Why The Signals That Shape Decisions Are Still Out Of Reach
Anyone who’s spent time in a decision-making environment knows that the people in charge rarely think in straight lines. They pause, second-guess, lean in, lose focus and regain it. What looks like a simple action on the surface is shaped by a thousand different signals on the inside. A moment of hesitation before committing. A drop in confidence halfway through a task. A surge of engagement when something finally clicks. These signals aren’t structured inputs in the way that prompts are, and they’re rarely articulated, but they still have a direct influence on how outcomes take shape.

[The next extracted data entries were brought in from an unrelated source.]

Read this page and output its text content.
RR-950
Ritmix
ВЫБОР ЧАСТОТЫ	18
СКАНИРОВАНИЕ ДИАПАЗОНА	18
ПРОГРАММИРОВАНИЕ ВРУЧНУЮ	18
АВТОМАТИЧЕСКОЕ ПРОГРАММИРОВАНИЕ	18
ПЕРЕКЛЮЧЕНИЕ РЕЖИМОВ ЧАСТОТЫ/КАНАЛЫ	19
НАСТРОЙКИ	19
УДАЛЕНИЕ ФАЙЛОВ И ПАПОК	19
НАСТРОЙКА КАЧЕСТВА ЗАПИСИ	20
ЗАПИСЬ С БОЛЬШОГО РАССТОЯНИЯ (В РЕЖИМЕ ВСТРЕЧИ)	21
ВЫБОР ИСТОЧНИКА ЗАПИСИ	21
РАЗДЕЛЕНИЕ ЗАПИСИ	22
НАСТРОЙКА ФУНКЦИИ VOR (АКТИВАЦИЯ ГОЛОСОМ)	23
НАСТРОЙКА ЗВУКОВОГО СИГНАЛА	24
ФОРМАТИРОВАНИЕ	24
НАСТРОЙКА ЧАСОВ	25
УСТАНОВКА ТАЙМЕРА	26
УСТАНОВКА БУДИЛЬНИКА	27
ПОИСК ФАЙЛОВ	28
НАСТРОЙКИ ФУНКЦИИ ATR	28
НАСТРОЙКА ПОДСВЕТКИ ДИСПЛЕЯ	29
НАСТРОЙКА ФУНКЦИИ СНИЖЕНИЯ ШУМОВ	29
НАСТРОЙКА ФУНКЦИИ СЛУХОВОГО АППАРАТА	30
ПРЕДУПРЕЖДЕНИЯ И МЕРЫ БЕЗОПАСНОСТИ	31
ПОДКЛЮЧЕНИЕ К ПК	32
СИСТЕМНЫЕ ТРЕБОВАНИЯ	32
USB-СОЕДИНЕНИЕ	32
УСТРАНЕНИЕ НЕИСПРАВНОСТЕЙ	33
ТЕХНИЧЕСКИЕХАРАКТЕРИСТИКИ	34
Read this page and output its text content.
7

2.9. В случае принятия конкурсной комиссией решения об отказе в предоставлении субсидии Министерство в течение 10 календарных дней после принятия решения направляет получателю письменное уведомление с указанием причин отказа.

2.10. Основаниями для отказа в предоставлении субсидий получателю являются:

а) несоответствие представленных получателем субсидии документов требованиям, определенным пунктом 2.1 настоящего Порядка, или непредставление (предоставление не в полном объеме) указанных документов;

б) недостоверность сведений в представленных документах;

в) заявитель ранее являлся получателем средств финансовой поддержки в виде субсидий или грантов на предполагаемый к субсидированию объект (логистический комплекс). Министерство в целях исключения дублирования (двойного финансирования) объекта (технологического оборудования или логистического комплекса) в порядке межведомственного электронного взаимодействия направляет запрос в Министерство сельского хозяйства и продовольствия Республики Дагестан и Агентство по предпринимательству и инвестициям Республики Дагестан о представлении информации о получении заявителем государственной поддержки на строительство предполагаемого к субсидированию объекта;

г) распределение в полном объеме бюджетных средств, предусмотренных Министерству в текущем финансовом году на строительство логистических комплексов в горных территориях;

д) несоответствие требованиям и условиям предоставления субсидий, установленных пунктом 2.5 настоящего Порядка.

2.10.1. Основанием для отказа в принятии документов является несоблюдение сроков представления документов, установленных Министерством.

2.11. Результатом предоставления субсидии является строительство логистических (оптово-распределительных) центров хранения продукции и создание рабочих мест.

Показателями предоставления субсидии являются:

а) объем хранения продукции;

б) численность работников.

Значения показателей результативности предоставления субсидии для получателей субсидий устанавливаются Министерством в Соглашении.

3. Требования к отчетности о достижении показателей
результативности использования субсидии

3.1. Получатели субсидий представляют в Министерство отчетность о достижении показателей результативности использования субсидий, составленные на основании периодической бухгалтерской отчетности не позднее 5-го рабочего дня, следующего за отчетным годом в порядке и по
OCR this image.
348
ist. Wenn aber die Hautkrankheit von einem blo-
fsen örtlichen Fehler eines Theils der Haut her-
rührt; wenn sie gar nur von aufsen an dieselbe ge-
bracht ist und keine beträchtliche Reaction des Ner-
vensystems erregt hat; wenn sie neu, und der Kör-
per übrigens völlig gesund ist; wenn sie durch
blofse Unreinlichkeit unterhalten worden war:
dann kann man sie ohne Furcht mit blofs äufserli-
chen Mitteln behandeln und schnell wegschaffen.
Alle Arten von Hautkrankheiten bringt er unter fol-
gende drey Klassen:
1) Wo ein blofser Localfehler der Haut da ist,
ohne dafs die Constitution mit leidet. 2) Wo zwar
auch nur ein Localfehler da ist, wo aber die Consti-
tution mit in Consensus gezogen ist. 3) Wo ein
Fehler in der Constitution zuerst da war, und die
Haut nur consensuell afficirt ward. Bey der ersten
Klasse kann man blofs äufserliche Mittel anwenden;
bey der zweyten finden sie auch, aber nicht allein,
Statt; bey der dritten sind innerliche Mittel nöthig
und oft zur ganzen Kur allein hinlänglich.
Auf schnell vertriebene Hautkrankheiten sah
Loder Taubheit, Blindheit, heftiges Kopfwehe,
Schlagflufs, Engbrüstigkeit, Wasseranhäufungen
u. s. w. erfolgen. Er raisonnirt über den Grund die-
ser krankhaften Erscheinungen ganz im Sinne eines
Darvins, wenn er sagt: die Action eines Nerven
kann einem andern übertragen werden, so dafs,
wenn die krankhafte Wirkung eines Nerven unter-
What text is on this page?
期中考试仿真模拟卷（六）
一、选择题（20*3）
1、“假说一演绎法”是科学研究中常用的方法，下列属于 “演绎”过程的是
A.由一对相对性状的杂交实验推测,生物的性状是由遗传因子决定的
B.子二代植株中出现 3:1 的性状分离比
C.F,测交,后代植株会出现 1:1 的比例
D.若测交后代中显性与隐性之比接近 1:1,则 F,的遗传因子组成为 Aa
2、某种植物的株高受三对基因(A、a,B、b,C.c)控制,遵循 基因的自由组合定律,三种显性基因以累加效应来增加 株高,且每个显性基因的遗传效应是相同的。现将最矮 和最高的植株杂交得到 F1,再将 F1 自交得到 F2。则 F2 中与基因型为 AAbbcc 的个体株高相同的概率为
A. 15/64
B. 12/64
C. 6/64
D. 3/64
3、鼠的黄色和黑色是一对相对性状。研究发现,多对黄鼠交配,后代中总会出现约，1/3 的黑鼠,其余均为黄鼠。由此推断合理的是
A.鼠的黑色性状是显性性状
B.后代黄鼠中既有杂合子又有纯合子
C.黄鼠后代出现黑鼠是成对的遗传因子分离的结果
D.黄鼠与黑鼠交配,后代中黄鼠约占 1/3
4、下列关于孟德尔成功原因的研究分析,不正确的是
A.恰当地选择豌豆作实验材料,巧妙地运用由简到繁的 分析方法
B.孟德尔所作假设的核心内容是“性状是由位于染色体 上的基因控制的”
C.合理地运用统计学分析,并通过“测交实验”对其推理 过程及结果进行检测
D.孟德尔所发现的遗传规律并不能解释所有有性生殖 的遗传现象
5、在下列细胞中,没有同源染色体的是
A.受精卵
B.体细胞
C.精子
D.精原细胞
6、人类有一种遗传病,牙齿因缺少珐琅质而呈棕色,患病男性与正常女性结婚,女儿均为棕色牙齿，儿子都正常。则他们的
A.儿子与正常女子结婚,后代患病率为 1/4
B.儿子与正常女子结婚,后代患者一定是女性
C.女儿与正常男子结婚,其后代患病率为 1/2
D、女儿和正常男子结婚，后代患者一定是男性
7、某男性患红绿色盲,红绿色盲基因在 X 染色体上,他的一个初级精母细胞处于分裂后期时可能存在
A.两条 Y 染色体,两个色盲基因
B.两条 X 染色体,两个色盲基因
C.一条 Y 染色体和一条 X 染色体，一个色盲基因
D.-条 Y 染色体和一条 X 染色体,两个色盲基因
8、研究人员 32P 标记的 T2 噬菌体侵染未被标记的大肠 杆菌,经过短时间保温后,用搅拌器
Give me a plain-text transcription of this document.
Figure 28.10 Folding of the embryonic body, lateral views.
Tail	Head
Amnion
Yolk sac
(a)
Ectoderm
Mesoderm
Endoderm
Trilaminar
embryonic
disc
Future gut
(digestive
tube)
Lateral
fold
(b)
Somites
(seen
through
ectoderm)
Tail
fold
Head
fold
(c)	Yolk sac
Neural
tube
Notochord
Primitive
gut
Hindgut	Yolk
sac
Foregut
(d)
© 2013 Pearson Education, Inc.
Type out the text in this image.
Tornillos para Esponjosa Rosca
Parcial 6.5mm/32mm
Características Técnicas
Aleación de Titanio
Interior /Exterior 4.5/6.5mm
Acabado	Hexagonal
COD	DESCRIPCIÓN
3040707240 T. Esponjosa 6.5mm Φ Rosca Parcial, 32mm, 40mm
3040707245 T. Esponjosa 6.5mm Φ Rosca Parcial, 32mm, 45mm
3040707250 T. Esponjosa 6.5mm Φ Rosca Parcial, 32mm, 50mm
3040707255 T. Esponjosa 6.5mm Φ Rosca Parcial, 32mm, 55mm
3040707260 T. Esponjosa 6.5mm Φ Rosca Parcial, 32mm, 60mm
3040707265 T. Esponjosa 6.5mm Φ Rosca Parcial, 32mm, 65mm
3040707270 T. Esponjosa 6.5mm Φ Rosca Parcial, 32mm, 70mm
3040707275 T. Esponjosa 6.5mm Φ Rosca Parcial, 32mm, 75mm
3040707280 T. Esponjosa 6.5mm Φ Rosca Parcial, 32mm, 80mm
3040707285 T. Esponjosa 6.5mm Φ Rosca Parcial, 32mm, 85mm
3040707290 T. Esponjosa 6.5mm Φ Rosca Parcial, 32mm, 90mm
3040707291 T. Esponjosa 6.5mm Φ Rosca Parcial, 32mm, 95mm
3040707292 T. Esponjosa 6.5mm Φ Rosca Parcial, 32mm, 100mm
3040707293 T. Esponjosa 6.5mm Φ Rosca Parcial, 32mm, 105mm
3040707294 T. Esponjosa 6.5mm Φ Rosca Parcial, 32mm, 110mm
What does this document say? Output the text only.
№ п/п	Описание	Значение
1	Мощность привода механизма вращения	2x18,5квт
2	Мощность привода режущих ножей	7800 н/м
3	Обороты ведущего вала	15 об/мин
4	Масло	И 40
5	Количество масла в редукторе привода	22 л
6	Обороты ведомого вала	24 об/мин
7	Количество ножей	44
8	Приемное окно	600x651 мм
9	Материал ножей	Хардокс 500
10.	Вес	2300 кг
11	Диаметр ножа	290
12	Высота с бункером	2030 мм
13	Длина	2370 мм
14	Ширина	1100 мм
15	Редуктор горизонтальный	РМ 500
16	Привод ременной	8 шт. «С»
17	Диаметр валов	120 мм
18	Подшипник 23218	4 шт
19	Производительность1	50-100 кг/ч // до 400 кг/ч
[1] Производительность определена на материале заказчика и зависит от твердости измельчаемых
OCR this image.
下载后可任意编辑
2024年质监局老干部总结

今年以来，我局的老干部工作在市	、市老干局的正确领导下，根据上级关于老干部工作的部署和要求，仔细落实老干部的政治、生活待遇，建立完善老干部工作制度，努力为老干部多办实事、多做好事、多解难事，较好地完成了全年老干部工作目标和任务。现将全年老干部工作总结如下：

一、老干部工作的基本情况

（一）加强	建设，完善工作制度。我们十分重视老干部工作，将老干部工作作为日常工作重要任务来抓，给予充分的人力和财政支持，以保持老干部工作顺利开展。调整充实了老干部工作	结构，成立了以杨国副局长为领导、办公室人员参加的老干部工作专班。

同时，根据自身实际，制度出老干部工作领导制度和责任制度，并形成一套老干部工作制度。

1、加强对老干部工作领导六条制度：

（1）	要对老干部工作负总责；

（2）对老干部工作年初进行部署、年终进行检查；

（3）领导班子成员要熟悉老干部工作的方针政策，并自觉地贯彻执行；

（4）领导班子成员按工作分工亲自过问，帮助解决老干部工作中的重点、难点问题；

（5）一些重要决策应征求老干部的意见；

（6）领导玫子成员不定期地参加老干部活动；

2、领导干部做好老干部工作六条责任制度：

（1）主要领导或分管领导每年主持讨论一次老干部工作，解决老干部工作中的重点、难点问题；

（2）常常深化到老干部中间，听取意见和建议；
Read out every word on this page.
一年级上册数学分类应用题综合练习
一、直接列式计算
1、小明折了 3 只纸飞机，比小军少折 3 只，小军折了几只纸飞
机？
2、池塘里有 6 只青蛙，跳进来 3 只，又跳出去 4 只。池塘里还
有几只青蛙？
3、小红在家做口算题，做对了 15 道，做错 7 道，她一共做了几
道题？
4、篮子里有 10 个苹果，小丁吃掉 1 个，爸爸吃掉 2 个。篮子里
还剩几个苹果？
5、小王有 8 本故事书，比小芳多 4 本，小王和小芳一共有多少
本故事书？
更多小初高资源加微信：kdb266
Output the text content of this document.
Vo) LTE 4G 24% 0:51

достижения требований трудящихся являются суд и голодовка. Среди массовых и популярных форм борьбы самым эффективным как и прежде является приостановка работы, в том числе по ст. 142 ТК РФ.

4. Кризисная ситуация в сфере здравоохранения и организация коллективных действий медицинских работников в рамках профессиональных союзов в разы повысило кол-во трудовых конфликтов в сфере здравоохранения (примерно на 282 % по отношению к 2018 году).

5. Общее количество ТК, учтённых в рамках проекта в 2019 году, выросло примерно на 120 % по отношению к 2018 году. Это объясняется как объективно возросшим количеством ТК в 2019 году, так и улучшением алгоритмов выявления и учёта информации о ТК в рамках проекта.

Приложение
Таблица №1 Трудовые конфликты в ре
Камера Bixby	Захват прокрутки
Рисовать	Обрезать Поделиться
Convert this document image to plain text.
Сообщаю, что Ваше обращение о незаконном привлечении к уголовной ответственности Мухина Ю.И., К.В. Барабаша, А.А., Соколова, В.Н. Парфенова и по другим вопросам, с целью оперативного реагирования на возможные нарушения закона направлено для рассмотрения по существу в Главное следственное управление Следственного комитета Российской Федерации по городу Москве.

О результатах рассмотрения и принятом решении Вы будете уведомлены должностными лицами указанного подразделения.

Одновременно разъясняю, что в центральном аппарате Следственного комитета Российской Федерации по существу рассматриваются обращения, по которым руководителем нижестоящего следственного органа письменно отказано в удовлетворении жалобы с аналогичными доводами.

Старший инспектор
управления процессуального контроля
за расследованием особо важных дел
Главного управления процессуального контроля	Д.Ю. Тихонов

AI tools like LLMs aren’t designed to see any of this. They process what’s explicitly given and move forward without any awareness of how the person on the other side is actually responding. As the interaction unfolds, those underlying signals continue to change, but the system keeps working from a fixed snapshot.
This is where embedding a layer of human context in the stack becomes critical, translating behavioral signals into structured, machine-readable context that can be fed back into the system in real time, allowing it to adjust as the interaction evolves rather than trailing behind it.
From Prompts To Feedback Loops
The issue here isn’t intelligence or compute. No amount of data centers or model training will solve it, because the issue isn’t that AI isn’t smart or powerful enough. It’s just missing the most important ingredient: context.
Once that context is in place, and AI can read and understand it, it can evolve from a binary, prompt-based tool into a true copilot. It begins to register how the interaction is unfolding and adjusts as it goes, simplifying when clarity drops, expanding when engagement builds and recalibrating when uncertainty starts to creep in.
In a learning environment, that might mean slowing the pace or revisiting a concept at the right moment. In a hiring workflow, it could shift how questions are framed based on how a candidate is responding. The experience starts to feel less like “instruction-response” and more like real collaboration.
At the same time, the individual gains something back from the interaction. Patterns begin to surface around how they engage, where they hesitate and when they’re most effective. That visibility creates a different kind of feedback loop that can help people adjust their own approach while the system adapts alongside them.
Over time, the platform itself becomes more attuned to what drives better outcomes, learning from these interactions across users and environments. Get this right, and what will emerge is a dynamic two-way interaction with AI, where both sides are evolving in step rather than working from opposite sides of the fence.